Fuera culpa de la rica sensibilidad de esa región de su cuerpo o no, bajo el toque de sus propios labios, los de Kurama se le antojaban más suaves que el pétalo de la más delicada de las rosas.
Frente a otro, el youkai probablemente hubiera sentido la necesidad irrefrenable de poner unos buenos kilómetros de distancia entre él y su compañero, huyendo de la vergüenza causada por su torpeza y su inexperiencia, alejándose de lo obvio de su debilidad aun cuando el control de la situación parecía ser suyo.
Frágiles cual pétalo verdadero, los labios del pelirrojo habían sido rasgados por sus dientes, apenas iniciado el contacto. Había sido demasiado brusco, demasiado atarantado, abalanzándose sobre él sin más aviso previo que arrebatarle el libro que acaparaba su atención de las manos.
Kurama no se había quejado. Había cerrado los ojos, sus párpados cayendo con suavidad sobre sus orbes verdes, como si supiera que una sola mirada malinterpretada podría amedrentar al demonio de fuego y no quisiera siquiera arriesgarse a ello.

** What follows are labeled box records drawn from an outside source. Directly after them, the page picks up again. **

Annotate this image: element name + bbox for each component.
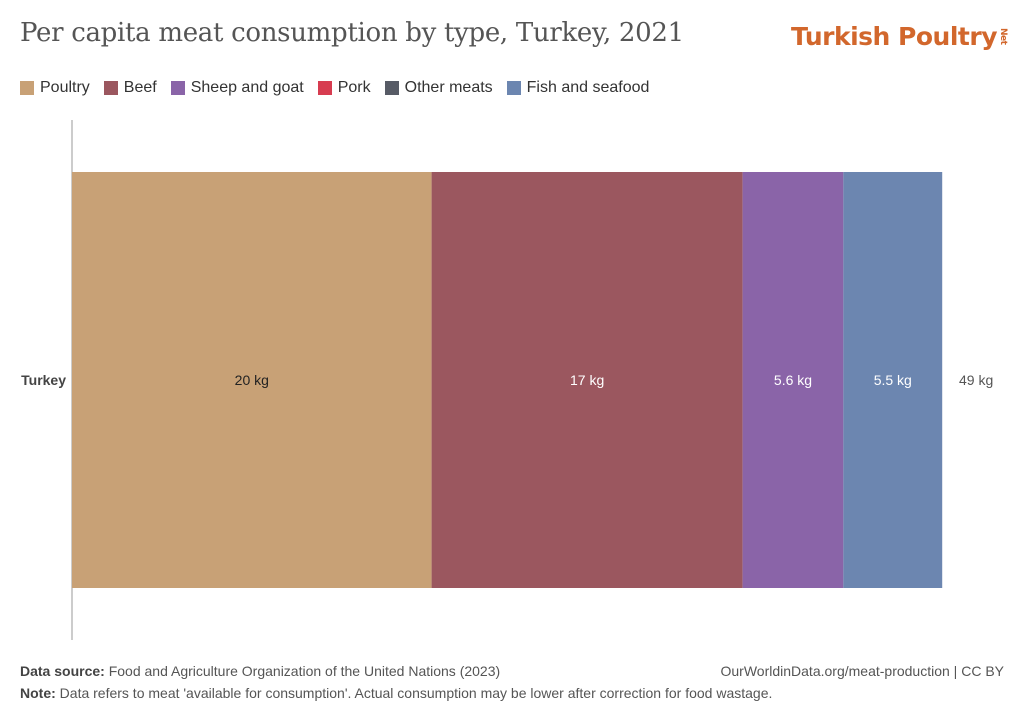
legend-swatch <box>103 81 118 95</box>
legend-swatch <box>506 81 521 95</box>
chart-title: Per capita meat consumption by type, Tur… <box>20 18 684 48</box>
bar-segment-beef <box>431 172 743 588</box>
legend-label: Fish and seafood <box>526 79 650 96</box>
legend-label: Sheep and goat <box>190 79 304 96</box>
chart-legend: Poultry Beef Sheep and goat Pork Other meats… <box>20 79 663 97</box>
bar-value-label: 5.5 kg <box>874 372 912 388</box>
bar-segment-poultry <box>72 172 432 588</box>
bar-value-label: 5.6 kg <box>774 372 812 388</box>
legend-item-beef[interactable]: Beef <box>103 79 157 97</box>
note-text: Data refers to meat 'available for consu… <box>59 685 773 701</box>
legend-swatch <box>384 81 399 95</box>
legend-item-fish-and-seafood[interactable]: Fish and seafood <box>506 79 650 97</box>
bar-value-label: 17 kg <box>570 372 604 388</box>
logo-text: Turkish Poultry <box>791 22 997 51</box>
note-line: Note: Data refers to meat 'available for… <box>20 685 772 701</box>
data-source-line: Data source: Food and Agriculture Organi… <box>20 663 500 679</box>
legend-label: Other meats <box>404 79 493 96</box>
legend-item-sheep-and-goat[interactable]: Sheep and goat <box>170 79 304 97</box>
legend-label: Poultry <box>40 79 90 96</box>
legend-item-poultry[interactable]: Poultry <box>20 79 90 97</box>
bar-segment-fish-and-seafood <box>843 172 943 588</box>
data-source-text: Food and Agriculture Organization of the… <box>108 663 501 679</box>
owid-link[interactable]: OurWorldinData.org/meat-production | CC … <box>720 663 1005 679</box>
data-source-label: Data source: <box>20 663 105 679</box>
legend-label: Pork <box>337 79 371 96</box>
legend-item-other-meats[interactable]: Other meats <box>384 79 493 97</box>
legend-swatch <box>317 81 332 95</box>
note-label: Note: <box>20 685 56 701</box>
total-label: 49 kg <box>959 372 993 388</box>
legend-swatch <box>170 81 185 95</box>
legend-swatch <box>20 81 34 95</box>
legend-label: Beef <box>123 79 157 96</box>
category-label: Turkey <box>21 372 66 388</box>
bar-segment-sheep-and-goat <box>742 172 844 588</box>
legend-item-pork[interactable]: Pork <box>317 79 371 97</box>
turkish-poultry-logo: Turkish Poultry Net <box>791 22 1008 51</box>
bar-value-label: 20 kg <box>235 372 269 388</box>
logo-suffix: Net <box>998 28 1008 45</box>
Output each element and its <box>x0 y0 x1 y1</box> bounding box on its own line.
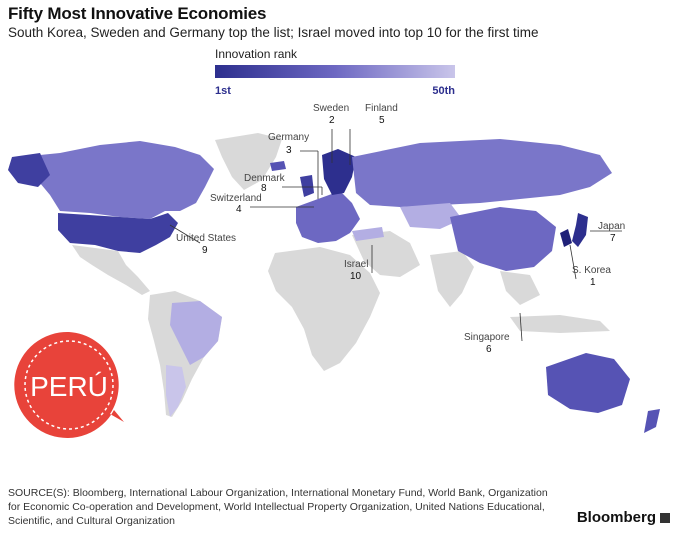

Sintiéndose expuesto, pero exquisitamente comprendido, Hiei había lamido las pequeñas heridas a modo de disculpa. Manteniendo los ojos abiertos apreció como, debido a su gesto, una suave sonrisa adornaba las facciones finas del único cuerpo humano que no le causaba repulsión alguna.
Conformaban una mezcla extraña, la dulzura de su boca y lo metálico de su sangre, sobre todo la dulzura que de manera casi intrínseca en su mente se relacionaba con algo que sentía ajeno y que era tan poco común en su vida.
Sonrió al apartarse, privando a su de ahora en más amante de esa vista sorprendente al esconder el rostro entre la base de su cuello y su hombro. Una mano se enredó con sutileza entre sus cabellos entonces, invitándole a acomodarse mejor.
De ahora en más, la dulzura sería algo suyo. Llenaría ese hueco en su pecho cuya vacuidad había generado siempre una ráfaga vertiginosa y traicionera en su interior.
Tenía la certeza de ello.
Aunque, por supuesto, no la compartiría con nadie ni acorralado de muerte.